Verjährung und sexualisierte Gewalt an Kindern

In einem Gastauftrag von Liza Stein habe ich mich der Frage nach Verjährung in besonders schweren Fällen der sexualisierten Gewalt gegen Kinder gewidmet. Der Beitrag kann auf „Netzwerk Betroffener sexualisierter Gewalt“ nachgelesen werden.

Die Frage nach der Verjährung in Fällen sexualisierter Gewalt gegen Kinder war im Rahmen der Gerechtigkeitsbegriffe, die unser Miteinander prägen, relativ schwierig zu bearbeiten. Und es ist eine vertrackte Argumentation geworden. Mein Argument lautet, dass der Staat mit der Gewährung der Verjährung und der Verwährung der Klagemöglichkeit des Opfers zwar versucht Ausgleichsgerechtigkeit herzustellen, zugleich aber damit die grundlegende Gerechtigkeit, sich als freie Person entwickeln zu dürfen, dem Opfer verwehrt. Die Schwierigkeit als Opfer Klage zu erheben, hängt mit der Schwere der Tat zusammen, die es dem Opfer über Jahre verunmöglicht sich überhaupt an die Taten zu erinnern. Der Täter nimmt dem Opfer also  die Möglichkeit sich frei zur eigenen Vergangenheit zu verhalten. Die Gewährung auf Verjährung als Ausgleichsgerechtigkeit ist daher nicht im Sinne unseres Rechtsstaat, da die verwährte Freiheit für das Opfer für unseren Staat erst die Grundlage von Ausgleichsgerechtigkeit darstellt. Es geht ganz prinzipiell darum eine freie Person sein zu dürfen und zwar im höchsten existentiellen Sinne. Gerade hier widerspricht sich der Staat, wenn er das Prinzip der Ausgleichsgerechtigkeit gegenüber dem Täter, nicht mehr auf ewig verfolgt zu werden, gewährt, während er aber das fundamentalere Prinzip, die prinzipielle Freiheit jedes Mitbürger zu ermöglichen, mit der Ablehnung der Klagemöglichkeit verwehrt.
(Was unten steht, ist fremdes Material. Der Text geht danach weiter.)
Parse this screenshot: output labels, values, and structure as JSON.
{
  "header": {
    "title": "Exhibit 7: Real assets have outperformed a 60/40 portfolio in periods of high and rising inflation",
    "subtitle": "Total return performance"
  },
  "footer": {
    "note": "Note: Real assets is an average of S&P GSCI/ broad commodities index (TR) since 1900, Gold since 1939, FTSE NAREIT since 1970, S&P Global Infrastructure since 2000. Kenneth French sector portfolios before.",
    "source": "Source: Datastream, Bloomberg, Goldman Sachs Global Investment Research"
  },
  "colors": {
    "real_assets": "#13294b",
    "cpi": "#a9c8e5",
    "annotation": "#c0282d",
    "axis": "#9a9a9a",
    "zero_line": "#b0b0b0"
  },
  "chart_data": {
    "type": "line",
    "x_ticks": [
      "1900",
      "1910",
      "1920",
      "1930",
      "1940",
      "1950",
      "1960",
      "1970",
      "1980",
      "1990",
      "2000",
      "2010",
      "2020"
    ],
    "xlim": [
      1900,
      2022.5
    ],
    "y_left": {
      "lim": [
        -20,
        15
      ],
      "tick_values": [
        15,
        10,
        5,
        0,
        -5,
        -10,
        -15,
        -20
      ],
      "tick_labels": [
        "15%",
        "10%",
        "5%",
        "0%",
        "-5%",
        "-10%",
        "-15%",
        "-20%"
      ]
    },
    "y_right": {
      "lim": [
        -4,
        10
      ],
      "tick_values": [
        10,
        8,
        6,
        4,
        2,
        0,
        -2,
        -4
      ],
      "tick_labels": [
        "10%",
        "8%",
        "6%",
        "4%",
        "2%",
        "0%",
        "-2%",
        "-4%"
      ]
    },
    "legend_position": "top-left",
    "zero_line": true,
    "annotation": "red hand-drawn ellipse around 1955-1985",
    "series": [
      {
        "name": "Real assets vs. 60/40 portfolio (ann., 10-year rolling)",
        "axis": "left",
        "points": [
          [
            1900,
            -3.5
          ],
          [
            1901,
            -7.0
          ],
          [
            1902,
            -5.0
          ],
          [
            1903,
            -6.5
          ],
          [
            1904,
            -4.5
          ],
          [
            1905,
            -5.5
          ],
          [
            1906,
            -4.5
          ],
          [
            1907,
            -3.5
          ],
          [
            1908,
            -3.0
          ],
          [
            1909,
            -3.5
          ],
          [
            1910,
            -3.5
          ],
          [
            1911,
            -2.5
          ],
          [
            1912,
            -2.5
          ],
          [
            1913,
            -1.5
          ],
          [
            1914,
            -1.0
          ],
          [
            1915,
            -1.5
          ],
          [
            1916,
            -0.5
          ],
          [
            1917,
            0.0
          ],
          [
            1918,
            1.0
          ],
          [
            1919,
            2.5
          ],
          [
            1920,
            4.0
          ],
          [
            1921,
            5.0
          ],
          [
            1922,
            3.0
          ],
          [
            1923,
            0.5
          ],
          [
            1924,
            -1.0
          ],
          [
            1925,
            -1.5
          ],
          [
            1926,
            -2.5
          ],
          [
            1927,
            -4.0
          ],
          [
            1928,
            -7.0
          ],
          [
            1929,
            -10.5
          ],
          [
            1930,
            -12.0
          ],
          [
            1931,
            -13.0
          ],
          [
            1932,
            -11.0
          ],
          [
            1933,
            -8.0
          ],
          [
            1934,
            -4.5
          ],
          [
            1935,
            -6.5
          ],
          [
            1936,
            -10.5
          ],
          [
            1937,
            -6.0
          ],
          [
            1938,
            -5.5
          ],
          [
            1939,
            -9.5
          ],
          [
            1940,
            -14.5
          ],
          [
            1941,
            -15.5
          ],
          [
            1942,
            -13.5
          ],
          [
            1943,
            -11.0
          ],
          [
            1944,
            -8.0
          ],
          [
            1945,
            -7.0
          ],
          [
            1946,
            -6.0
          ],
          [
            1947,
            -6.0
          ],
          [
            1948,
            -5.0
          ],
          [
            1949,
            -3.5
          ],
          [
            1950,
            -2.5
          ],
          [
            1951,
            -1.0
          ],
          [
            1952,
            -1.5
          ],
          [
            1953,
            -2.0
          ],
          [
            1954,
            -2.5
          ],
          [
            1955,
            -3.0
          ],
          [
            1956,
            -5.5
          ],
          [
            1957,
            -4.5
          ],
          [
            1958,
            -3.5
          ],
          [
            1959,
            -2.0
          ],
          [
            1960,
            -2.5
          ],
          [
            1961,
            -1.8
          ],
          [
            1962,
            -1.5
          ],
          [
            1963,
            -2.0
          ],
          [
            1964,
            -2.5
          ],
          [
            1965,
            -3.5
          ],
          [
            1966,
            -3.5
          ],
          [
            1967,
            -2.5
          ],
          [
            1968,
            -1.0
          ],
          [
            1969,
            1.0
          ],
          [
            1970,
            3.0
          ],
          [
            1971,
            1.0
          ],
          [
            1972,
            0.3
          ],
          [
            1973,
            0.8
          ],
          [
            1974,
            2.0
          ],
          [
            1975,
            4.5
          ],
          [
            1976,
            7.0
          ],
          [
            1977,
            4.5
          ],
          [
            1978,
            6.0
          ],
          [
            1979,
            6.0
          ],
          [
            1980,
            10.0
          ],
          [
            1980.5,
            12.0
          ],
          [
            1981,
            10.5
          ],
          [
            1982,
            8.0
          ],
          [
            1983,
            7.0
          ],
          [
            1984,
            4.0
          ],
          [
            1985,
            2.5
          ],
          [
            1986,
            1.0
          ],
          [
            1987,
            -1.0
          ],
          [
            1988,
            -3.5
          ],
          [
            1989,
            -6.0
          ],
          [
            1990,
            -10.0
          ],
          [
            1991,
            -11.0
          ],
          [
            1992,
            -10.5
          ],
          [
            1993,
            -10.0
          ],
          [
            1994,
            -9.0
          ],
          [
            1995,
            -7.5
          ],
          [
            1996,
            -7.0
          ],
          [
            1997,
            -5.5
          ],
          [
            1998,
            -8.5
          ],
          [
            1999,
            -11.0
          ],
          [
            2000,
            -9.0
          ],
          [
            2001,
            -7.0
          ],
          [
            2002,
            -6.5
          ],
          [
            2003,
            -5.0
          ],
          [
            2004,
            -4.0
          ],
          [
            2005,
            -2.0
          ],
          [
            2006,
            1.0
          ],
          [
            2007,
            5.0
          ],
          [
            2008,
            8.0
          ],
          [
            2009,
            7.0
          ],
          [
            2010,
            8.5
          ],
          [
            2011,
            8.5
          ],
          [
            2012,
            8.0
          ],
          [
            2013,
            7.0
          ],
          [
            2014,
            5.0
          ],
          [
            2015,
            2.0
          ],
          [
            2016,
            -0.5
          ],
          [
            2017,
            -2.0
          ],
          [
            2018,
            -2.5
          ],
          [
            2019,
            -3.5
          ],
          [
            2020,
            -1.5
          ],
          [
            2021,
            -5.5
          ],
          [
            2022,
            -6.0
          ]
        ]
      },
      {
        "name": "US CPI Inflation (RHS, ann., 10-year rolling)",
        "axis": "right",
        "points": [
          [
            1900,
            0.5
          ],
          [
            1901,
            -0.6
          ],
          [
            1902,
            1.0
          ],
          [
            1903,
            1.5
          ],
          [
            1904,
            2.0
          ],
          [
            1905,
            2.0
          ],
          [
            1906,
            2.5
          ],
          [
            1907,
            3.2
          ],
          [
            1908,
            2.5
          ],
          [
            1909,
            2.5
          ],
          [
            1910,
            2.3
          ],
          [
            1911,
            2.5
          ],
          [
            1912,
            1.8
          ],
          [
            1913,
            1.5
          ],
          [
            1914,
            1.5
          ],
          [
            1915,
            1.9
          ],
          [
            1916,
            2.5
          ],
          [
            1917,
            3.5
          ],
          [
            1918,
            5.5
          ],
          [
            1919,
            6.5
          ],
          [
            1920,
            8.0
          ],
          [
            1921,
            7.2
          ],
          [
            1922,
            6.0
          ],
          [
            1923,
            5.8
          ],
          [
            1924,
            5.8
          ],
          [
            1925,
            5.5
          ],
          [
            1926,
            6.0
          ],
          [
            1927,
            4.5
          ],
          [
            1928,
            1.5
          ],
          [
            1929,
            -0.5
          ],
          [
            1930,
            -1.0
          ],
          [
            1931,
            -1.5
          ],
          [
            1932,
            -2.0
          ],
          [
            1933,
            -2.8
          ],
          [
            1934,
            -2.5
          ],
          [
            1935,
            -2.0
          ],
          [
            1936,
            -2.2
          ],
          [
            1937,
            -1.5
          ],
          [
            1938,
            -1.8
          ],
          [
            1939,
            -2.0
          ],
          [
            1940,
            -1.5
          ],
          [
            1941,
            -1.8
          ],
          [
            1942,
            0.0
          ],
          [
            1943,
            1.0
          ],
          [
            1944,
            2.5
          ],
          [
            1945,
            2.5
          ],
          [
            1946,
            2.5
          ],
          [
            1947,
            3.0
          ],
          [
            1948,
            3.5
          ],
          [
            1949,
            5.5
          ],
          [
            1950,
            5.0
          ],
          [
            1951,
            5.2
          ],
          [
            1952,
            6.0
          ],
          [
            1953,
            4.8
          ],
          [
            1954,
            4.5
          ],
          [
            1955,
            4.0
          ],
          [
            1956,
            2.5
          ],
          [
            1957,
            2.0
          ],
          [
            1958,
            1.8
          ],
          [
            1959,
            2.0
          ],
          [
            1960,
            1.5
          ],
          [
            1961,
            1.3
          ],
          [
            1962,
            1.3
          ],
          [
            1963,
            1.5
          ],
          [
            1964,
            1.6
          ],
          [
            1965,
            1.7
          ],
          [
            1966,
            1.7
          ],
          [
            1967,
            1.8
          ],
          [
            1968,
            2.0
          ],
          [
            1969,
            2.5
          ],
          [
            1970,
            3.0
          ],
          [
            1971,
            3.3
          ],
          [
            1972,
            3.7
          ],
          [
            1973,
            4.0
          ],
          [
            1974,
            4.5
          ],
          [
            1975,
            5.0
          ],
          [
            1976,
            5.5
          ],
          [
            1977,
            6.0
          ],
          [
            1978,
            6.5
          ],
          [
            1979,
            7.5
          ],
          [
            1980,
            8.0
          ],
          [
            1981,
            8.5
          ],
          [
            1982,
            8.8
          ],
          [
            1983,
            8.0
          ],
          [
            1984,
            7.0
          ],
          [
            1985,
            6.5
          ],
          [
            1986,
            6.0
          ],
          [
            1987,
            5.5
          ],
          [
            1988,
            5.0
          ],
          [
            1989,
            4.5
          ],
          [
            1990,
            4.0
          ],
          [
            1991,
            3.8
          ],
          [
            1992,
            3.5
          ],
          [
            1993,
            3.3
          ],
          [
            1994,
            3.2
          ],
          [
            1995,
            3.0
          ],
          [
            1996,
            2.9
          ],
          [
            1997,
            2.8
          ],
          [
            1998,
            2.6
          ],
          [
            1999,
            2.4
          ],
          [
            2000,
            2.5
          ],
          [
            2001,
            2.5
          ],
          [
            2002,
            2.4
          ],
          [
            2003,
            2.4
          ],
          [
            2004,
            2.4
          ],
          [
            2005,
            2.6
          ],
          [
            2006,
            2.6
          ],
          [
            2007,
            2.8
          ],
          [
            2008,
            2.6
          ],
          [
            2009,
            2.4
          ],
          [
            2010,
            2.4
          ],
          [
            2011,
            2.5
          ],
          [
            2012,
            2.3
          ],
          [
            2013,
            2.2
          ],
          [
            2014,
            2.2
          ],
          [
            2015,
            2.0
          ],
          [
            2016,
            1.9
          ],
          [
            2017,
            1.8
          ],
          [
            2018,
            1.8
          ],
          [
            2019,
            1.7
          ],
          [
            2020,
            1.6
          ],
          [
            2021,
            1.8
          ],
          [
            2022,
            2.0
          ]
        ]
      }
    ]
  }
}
 Die Darstellung ist nun sehr theoretisch, spiegelt aber das Niveau der Problemlage wieder. Christine Bergmann, die ja als Bundesbeauftragte für die Fälle sexualiserter Gewalt eingesetzt worden ist, und bei Markus Lanz noch bekannt gab, alle Briefe der Betroffenen gelesen zu haben, mag hier um gewissen Ausgleichsgerechtigkeit bemüht sein, damit ist aber der Grundsatz der Gerechtigkeit noch garnicht berührt. Ich hoffe daher mit meinem Gastbeitrag einen anderen Weg der Thematisierung eingeschlagen zu haben und das Augenmerk stärker auf die prinzipielle Verletzung der Freiheit des Betroffenen zu lenken. Näheres zu der Problematik mit Christine Bergmann zeigt der folgende Bericht:




Zu den Grenzen der Menschheit:
Wir müssen uns doch fragen, welche Form der Gerechtigkeit wir wollen. Dabei sind zunächst die Forderungen recht einfach. Die Durchsetzung verfängt sich aber in einem System, das immer stärker zu den einzelnen Fällen durchdifferenziert. Das Prinzip der Gerechtigkeit ist kein einfaches und findet im Rahmen der Entwicklung unserer Geschichte nur Würdigung, wenn wir bereit sind, dieses immer weiter zu differenzieren, wie unsere übrigen Systeme sich auch stärker und stärker differenzieren. Dieses habe ich in dem Gastbeitrag versucht, indem ich die letzte Grenze unserer Gesellschaft thematisiert habe: Die menschliche Freiheit sich in diesem Staat frei verhalten zu dürfen.

(Selbst Durkheim erkennt ja bereits den Zusammenhang zwischen der Differenzierung unserer Gesellschaft und der Differenzierung unseres Rechtssystems. Als er sich fragt, wie die Differenzierung von Staaten gemessen werden kann, postuliert er diesen Zusammenhang und untersucht die Rechtssysteme verschiedener Staaten empirisch.)

Philosophischer Nachtrag:
Das Thema war bereits Frage meiner Magisterarbeit gewesen, wo ich in ähnlicher Weise untersuchte, ob sich aus den prozeduralen Bedingungen unseres Rechtssystems substantielle Ableitungen gewinnen lassen. Die Schwierigkeit meiner vorgeschlagenen Argumentation ist mir also bewusst, ich gehe allerdings davon aus, dass die prozeduralen Bedingungen unseres Miteinanders substantiell verpfllichtend sind.